Just as readers were divided on the novel, the reviews that book received were of mixed nature; mainly unfavourable ones though, Austen’s own mother did not like Mansfield Park and told her daughter that the novel was not as good as Pride and Prejudice – Austen’s most successful novel – she also disliked the character of Fanny Price. Austen’s mother was not the only one from the family who had strong view against Mansfield Park, her niece, Anna Lefroy who actually liked the book in general but hated the character of Fanny. Not everyone had such a dim view of the novel, Austen’s sister Cassandra thought Mansfield Park was “quite clever” though admitted to her Austen that it is not as “brilliant’ as Pride and Prejudice and unlike others Cassandra liked the character of Fanny. Despite the negative feedback that Austen received from her close circle Mansfield Park was sold out within six months of its publication.
Born in 1775 at Steventon, south of England, Jane Austen was the daughter of the parish rector, and in 1801 she moved to Bath with her father, her mother, and her only sister, Cassandra.

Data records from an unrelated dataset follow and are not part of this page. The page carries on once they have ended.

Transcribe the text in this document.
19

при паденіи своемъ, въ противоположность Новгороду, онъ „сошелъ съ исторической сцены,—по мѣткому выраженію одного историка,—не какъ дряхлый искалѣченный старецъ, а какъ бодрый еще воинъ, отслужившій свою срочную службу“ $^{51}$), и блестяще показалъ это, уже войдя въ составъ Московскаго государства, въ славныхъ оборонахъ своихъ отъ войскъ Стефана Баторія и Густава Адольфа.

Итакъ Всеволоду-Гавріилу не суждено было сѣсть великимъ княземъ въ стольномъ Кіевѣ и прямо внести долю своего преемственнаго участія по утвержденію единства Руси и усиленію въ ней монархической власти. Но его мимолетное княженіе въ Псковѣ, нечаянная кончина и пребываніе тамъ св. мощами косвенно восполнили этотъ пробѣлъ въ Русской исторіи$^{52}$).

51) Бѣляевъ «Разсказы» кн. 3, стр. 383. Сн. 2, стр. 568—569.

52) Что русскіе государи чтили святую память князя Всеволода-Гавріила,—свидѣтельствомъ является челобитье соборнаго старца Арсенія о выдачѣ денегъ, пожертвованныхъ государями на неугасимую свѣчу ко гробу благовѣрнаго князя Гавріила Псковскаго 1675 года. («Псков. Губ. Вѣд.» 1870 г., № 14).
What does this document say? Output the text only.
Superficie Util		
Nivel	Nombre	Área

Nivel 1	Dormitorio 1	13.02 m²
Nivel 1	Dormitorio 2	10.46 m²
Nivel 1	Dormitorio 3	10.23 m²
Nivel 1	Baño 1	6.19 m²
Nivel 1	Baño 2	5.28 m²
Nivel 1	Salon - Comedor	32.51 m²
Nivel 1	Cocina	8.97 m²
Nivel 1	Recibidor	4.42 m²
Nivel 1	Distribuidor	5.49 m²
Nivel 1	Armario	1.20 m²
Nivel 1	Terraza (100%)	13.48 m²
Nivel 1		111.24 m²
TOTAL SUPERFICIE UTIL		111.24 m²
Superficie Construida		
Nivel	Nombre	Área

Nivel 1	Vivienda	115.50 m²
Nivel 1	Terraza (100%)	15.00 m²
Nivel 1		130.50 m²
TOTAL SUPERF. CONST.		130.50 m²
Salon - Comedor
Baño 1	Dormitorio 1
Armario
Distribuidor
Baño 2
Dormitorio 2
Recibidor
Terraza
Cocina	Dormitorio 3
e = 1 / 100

After the Reverend Austen’s death in 1805, the three women moved to Southampton and in 1809 to the village of Chawton, where Jane Austen lived for the rest of her life. She never married, but received at least one proposal and led an active and happy life, surrounded by her sister and brothers and their families.
There has been much speculation about the death of Jane Austen, which occurred when she was 41 years old. Over the years academics claimed that she died either of Cancer or tuberculosis. Others have thought that she suffered from Addison’s disease but in the last few years research from the British Library have suggesed that the author died of arsenic poisoning.
This claim is based on the examination of three pairs of eyeglasses believed to have been owned by Austen. The library had these glasses, which were found in a desk belonging to Austen, tested for the first time, and the results suggest that her vision severely deteriorated before her death, possibly due to cataracts.